When he set out to found Yotascale, Razzaq didn’t fire up a deck, raise capital and then get right to building. Instead, he first went out to do customer discovery work. That effort led him to the perspective that current solutions aimed at understanding cloud spend were insufficient and led to data being used against infrastructure teams in arguments for lower spend when it wasn’t a good idea (cutting backup expenses, for example).
During that time he also determined who Yotascale’s target customer is, namely the head of platform engineering at a company.
The startup self-funded for a while, with Razzaq telling TechCrunch that he wanted to be completely sure that he had conviction concerning the project before moving ahead.

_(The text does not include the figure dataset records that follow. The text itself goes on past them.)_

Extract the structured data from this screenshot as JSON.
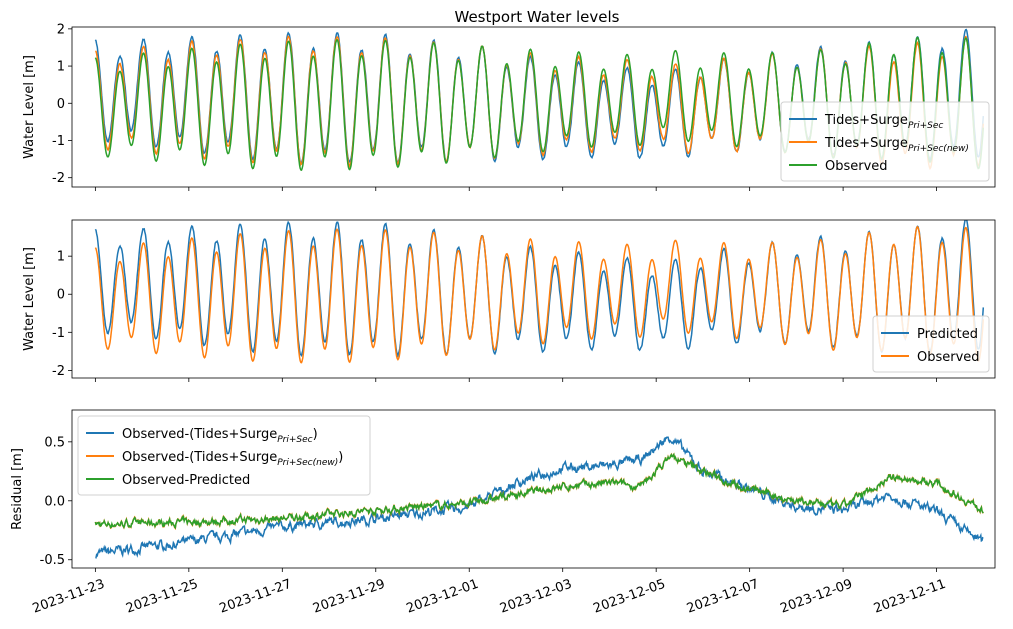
{
  "title": "Westport Water levels",
  "colors": {
    "blue": "#1f77b4",
    "orange": "#ff7f0e",
    "green": "#2ca02c"
  },
  "x_tick_labels": [
    "2023-11-23",
    "2023-11-25",
    "2023-11-27",
    "2023-11-29",
    "2023-12-01",
    "2023-12-03",
    "2023-12-05",
    "2023-12-07",
    "2023-12-09",
    "2023-12-11"
  ],
  "chart_data": [
    {
      "type": "line",
      "title": "Westport Water levels",
      "ylabel": "Water Level [m]",
      "ylim": [
        -2.25,
        2.05
      ],
      "yticks": [
        -2,
        -1,
        0,
        1,
        2
      ],
      "xlim": [
        "2023-11-22T12:00",
        "2023-12-12T06:00"
      ],
      "x_ticks": [
        "2023-11-23",
        "2023-11-25",
        "2023-11-27",
        "2023-11-29",
        "2023-12-01",
        "2023-12-03",
        "2023-12-05",
        "2023-12-07",
        "2023-12-09",
        "2023-12-11"
      ],
      "legend": "lower-right",
      "series": [
        {
          "name": "Tides+Surge",
          "name_sub": "Pri+Sec",
          "color": "#1f77b4"
        },
        {
          "name": "Tides+Surge",
          "name_sub": "Pri+Sec(new)",
          "color": "#ff7f0e"
        },
        {
          "name": "Observed",
          "color": "#2ca02c"
        }
      ]
    },
    {
      "type": "line",
      "ylabel": "Water Level [m]",
      "ylim": [
        -2.2,
        1.95
      ],
      "yticks": [
        -2,
        -1,
        0,
        1
      ],
      "xlim": [
        "2023-11-22T12:00",
        "2023-12-12T06:00"
      ],
      "legend": "lower-right",
      "series": [
        {
          "name": "Predicted",
          "color": "#1f77b4"
        },
        {
          "name": "Observed",
          "color": "#ff7f0e"
        }
      ]
    },
    {
      "type": "line",
      "ylabel": "Residual [m]",
      "ylim": [
        -0.57,
        0.77
      ],
      "yticks": [
        -0.5,
        0.0,
        0.5
      ],
      "xlim": [
        "2023-11-22T12:00",
        "2023-12-12T06:00"
      ],
      "legend": "upper-left",
      "residual_trend_days": [
        0,
        2,
        4,
        6,
        8,
        9,
        10,
        11,
        11.7,
        12.3,
        13,
        14,
        15,
        16,
        17,
        18,
        19
      ],
      "series": [
        {
          "name": "Observed-(Tides+Surge",
          "name_sub": "Pri+Sec",
          "name_suffix": ")",
          "color": "#1f77b4",
          "trend": [
            -0.45,
            -0.35,
            -0.22,
            -0.15,
            -0.05,
            0.15,
            0.28,
            0.3,
            0.35,
            0.55,
            0.25,
            0.1,
            -0.05,
            -0.08,
            0.05,
            -0.1,
            -0.35
          ]
        },
        {
          "name": "Observed-(Tides+Surge",
          "name_sub": "Pri+Sec(new)",
          "name_suffix": ")",
          "color": "#ff7f0e",
          "trend": [
            -0.2,
            -0.18,
            -0.15,
            -0.08,
            -0.02,
            0.05,
            0.12,
            0.15,
            0.12,
            0.38,
            0.25,
            0.1,
            0.0,
            -0.05,
            0.2,
            0.15,
            -0.08
          ]
        },
        {
          "name": "Observed-Predicted",
          "color": "#2ca02c",
          "trend": [
            -0.2,
            -0.18,
            -0.15,
            -0.08,
            -0.02,
            0.05,
            0.12,
            0.15,
            0.12,
            0.38,
            0.25,
            0.1,
            0.0,
            -0.05,
            0.2,
            0.15,
            -0.08
          ]
        }
      ]
    }
  ]
}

After starting to work on Yotascale in mid 2015, the company raised some capital in 2016. It set out to solve the spend attribution problem that companies with public cloud contracts deal with — including having to contend with modern architecture and its related issues — while earning the trust of engineers, according to Razzaq.
From its period of customer discovery to working on product market fit after raising funds from Engineering Capital, Yotascale raised a Series A in mid-2018. Why? Because, Razzaq, told TechCrunch, as ones gains conviction, one must scale their team. And thus more capital was required.
During our chat with the CEO, it was notable how sequential his company-building process has proven. From talking to potential customers, to working to understand who his buyer is, to waiting on scaling the startup’s go-to-market efforts until he was confident in product-market fit, Yotascale seems to follow the inverse of the “raise lots and spend fast and try to win right away” model that became quite popular during the unicorn era.
How did Yotascale know when it found product market fit? According to its CEO, when companies started pulling the startup into their operations and not the other way around.
Yotascale reported 4x year-over-year annual recurring revenue (ARR) growth at some point this year, though Razzaq was diffident about sharing specifics concerning the metric.
Sticking to the theme of reasonableness and caution, when asked about why his Series B is modest in size, Razzaq said that he was not interested in raising big rounds, and that $13 million is an amount of money that can move his company forward. What’s coming from the company? Yotascale wants to add support for Azure and Google Cloud in addition to its AWS work of today, to pick an example.
(You can find other hints that Yotascale is perhaps more mature than its peers at its current age. For example, in 2018 the company hired a new chief revenue officer, even putting out a release on the matter.)
That’s enough on this particular round. What will prove interesting is how far Yotascale can push its ARR up by the end of Q3 2021. And if it raises again before then.